How to Evaluate Academic English-language Tests
1. Is scoring best done by human raters or an automated process?
A combination of rating methods is best to get a complete and accurate picture of a test taker's ability. Automated scoring models can assess certain linguistic dimensions of language use, but do not measure the effectiveness of the response or the appropriateness of content.
Human raters are also needed to attend to a wider variety of features, such as response effectiveness, quality of ideas and content as well as form. Prompts designed for fully-automated scoring have been historically found to be more vulnerable to prompt-specific preparation and memorized responses.
The TOEFL® test uses automated scoring to complement human scoring for the two tasks in the Writing section. Combining human judgment and automated scoring ensures consistent, high quality measurement of a test taker's ability to communicate and succeed in academic settings.
2. Are human raters calibrated and monitored frequently for quality control?
Raters should be trained extensively, pass a certification test and be calibrated daily. Calibration should include task familiarization, guidance on scoring the task and practice on various responses.

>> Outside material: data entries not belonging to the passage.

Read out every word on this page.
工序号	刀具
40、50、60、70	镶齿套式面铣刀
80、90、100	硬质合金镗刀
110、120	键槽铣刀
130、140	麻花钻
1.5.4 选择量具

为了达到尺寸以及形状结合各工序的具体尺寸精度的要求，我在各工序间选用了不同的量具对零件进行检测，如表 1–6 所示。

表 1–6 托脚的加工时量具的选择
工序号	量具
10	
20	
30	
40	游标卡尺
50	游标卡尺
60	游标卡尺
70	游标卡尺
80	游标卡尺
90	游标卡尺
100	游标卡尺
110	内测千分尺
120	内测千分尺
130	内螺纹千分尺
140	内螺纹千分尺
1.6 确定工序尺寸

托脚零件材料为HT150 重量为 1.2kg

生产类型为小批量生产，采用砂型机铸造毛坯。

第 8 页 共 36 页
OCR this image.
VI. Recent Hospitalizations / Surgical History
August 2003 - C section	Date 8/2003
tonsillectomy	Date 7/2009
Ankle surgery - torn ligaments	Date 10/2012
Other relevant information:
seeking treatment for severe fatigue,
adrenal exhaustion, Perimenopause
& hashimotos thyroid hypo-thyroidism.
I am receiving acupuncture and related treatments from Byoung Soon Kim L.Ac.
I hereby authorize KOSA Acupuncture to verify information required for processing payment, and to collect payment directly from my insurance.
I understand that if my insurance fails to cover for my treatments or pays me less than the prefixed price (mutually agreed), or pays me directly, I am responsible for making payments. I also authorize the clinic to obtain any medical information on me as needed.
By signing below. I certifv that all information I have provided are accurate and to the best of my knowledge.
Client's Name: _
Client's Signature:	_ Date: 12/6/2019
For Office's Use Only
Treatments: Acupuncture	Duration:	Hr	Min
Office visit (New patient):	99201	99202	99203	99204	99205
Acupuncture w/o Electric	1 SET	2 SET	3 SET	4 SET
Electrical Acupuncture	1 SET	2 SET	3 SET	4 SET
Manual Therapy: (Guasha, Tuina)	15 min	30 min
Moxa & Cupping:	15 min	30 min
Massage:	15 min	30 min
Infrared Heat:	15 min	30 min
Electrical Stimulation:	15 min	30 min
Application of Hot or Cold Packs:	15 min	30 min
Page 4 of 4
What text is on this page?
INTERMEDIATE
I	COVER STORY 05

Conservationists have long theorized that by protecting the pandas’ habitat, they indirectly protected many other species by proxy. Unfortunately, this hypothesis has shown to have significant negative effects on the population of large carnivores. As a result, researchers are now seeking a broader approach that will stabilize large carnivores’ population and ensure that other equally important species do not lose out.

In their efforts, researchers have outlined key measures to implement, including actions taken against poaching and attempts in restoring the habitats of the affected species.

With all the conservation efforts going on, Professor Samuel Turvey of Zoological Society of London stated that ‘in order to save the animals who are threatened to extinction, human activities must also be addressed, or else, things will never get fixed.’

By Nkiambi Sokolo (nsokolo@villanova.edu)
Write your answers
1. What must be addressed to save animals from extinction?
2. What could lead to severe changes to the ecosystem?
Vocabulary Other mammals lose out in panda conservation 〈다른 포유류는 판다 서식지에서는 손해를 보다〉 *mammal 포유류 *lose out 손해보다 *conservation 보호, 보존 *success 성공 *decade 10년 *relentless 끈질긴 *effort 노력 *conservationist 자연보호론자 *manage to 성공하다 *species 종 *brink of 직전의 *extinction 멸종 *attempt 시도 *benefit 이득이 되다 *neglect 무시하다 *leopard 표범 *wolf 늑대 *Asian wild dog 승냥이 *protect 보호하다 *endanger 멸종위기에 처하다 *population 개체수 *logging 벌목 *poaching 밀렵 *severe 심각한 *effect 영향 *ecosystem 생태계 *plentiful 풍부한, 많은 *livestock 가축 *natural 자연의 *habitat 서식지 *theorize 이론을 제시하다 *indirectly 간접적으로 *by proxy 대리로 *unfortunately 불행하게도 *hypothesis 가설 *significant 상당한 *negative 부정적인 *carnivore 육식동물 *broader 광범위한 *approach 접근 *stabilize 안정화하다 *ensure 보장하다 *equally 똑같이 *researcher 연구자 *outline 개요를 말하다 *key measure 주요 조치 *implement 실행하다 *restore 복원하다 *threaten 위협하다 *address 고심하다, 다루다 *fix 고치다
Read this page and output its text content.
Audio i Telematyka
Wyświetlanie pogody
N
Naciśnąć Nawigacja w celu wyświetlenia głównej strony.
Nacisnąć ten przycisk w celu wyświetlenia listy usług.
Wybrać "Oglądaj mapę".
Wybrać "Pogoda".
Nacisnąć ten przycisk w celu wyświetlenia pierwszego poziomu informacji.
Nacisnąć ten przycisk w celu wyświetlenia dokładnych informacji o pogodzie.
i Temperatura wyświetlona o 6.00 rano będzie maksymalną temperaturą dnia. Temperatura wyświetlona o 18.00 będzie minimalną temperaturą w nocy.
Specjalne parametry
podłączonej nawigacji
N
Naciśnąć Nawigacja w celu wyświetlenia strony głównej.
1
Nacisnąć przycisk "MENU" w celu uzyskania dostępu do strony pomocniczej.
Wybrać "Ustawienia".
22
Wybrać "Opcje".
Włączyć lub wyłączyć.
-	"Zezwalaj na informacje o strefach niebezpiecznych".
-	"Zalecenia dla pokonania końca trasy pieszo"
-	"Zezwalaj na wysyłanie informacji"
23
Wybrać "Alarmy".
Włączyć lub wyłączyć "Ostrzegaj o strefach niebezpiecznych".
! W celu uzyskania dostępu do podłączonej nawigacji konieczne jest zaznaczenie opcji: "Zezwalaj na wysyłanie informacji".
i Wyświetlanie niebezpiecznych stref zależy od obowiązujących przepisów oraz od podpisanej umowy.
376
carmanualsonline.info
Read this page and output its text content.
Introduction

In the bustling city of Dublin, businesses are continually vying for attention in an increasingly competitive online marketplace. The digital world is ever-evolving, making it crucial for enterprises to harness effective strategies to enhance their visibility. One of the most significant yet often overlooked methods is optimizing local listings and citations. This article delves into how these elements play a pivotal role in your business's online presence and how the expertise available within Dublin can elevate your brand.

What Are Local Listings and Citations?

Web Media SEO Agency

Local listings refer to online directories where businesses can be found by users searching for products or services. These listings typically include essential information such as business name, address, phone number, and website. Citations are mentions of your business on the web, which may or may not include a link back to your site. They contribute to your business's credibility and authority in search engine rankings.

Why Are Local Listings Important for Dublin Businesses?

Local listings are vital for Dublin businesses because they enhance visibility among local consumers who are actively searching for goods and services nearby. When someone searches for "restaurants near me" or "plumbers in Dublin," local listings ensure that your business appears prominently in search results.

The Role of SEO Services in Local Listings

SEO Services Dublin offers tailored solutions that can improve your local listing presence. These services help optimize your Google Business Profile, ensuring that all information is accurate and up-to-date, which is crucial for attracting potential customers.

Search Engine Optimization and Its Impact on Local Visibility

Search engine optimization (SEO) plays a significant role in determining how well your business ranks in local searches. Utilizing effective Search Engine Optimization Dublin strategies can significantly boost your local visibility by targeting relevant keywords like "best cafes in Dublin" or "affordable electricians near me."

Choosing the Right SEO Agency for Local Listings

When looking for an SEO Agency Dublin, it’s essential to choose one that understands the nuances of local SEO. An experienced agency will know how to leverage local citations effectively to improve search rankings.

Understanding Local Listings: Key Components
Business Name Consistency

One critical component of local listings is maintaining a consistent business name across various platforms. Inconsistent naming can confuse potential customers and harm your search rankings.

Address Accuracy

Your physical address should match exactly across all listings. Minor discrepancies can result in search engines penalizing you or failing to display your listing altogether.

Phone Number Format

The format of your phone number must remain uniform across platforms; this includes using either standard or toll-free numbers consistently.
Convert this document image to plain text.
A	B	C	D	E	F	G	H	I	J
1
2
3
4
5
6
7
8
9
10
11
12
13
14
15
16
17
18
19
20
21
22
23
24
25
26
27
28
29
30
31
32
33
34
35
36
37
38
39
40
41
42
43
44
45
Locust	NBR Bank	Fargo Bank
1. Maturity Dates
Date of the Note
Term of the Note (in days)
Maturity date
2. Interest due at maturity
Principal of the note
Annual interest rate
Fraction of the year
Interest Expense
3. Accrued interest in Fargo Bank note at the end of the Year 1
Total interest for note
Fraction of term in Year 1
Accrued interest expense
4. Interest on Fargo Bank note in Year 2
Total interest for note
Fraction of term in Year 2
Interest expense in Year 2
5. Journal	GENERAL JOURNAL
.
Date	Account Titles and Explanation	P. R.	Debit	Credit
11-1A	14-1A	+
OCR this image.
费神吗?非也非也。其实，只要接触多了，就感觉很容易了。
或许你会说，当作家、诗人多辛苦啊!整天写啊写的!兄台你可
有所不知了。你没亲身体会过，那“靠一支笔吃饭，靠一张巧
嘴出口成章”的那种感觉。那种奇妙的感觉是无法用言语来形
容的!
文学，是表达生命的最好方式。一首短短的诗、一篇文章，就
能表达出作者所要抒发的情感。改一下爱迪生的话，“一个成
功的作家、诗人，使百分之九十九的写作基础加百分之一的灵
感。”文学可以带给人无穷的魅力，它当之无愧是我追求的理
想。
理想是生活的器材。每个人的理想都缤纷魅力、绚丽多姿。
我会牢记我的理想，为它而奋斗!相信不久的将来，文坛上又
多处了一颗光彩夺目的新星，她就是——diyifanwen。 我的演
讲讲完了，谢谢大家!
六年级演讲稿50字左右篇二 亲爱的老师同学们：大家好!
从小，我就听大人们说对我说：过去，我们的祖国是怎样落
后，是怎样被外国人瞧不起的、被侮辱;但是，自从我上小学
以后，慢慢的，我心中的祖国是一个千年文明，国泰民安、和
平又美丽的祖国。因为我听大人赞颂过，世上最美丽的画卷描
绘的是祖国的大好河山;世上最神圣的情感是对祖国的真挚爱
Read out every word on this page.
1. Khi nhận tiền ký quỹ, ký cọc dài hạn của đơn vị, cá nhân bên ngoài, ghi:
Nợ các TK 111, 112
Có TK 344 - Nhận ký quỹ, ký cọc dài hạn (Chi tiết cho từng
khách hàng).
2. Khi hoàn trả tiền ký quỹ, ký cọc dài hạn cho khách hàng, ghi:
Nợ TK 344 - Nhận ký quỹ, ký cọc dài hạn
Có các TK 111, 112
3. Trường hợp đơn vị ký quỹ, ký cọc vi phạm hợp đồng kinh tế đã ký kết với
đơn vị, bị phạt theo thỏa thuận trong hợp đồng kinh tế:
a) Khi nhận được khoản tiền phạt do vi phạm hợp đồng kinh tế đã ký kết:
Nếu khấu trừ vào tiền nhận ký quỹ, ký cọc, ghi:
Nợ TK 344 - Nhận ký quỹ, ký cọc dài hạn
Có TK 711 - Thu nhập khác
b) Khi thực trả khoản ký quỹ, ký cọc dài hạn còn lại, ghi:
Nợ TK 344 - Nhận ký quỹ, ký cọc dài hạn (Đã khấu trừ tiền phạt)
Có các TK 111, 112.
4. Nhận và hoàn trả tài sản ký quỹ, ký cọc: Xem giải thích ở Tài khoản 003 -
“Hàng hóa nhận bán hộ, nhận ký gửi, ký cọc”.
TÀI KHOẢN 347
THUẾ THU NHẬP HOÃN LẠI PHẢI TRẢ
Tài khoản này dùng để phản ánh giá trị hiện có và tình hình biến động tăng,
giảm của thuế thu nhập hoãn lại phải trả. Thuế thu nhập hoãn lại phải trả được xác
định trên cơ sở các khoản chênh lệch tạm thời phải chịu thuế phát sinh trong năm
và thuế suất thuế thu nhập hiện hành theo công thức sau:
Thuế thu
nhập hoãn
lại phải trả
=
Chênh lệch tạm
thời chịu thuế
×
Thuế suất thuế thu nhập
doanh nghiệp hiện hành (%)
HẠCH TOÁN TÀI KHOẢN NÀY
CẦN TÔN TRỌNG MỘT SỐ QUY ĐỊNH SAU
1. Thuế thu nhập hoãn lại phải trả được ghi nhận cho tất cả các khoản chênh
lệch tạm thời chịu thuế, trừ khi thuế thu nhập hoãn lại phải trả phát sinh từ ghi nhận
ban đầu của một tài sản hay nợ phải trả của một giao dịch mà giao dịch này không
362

The TOEFL Speaking and Writing sections are scored using multiple, rigorously trained raters. Their work is continuously monitored for accuracy by ETS scoring leaders and checked each time they score a new test question.
3. Is rating kept separate to ensure secure, fair and objective scoring?
To ensure security and integrity, scoring should be separate from the test administration process and conducted through a centralized scoring network that implements and ensures consistent scoring standards.
The TOEFL test is scored by a network of raters, carefully controlled from a secure central location. ETS uses a highly diverse pool of raters rather than those exclusive to a test taker's country of origin. To maintain objectivity, ETS raters score responses anonymously. Multiple raters’ judgments contribute to each test taker’s speaking and writing scores to minimize rater bias.
4. Is the test based on extensive research to establish validity?
Test validity is measured by extensive research evidence to support its intended use. This evidence is collected through studies on test content, scoring processes, relationships to other measures of proficiency and the impact on teaching and learning English.
For more than 50 years, ETS has conducted ongoing research to ensure test quality. We have published more than 240 peer-reviewed research reports, books, journal articles and book chapters to support the TOEFL test design and validity.
5. Do the test tasks simulate academic settings?
It is important to confirm that the test tasks reflect true academic contexts. If not, the test scores should not be used for admissions decisions. The TOEFL test contains purely academic content and tasks created by working with experts in higher education to simulate university life and coursework and to identify the English-language demands faced by non-native English speakers.
6. Are there enough international test facilities to provide a large, diverse applicant pool?
The best way to ensure educational institutions have access to a diverse pool of applicants is to have testing facilities available all over the world. More than 30 million test takers have taken the TOEFL test at ETS-approved test centers around the world — providing a highly diverse applicant pool. The quality of the TOEFL scoring process provides a common measure for comparing the qualifications of applicants from many different backgrounds and cultures.
ETS has long been at the forefront of combatting test security concerns. Our strategy is a 3-pronged approach of prevention, detection and communication, which is designed to protect the integrity of test scores.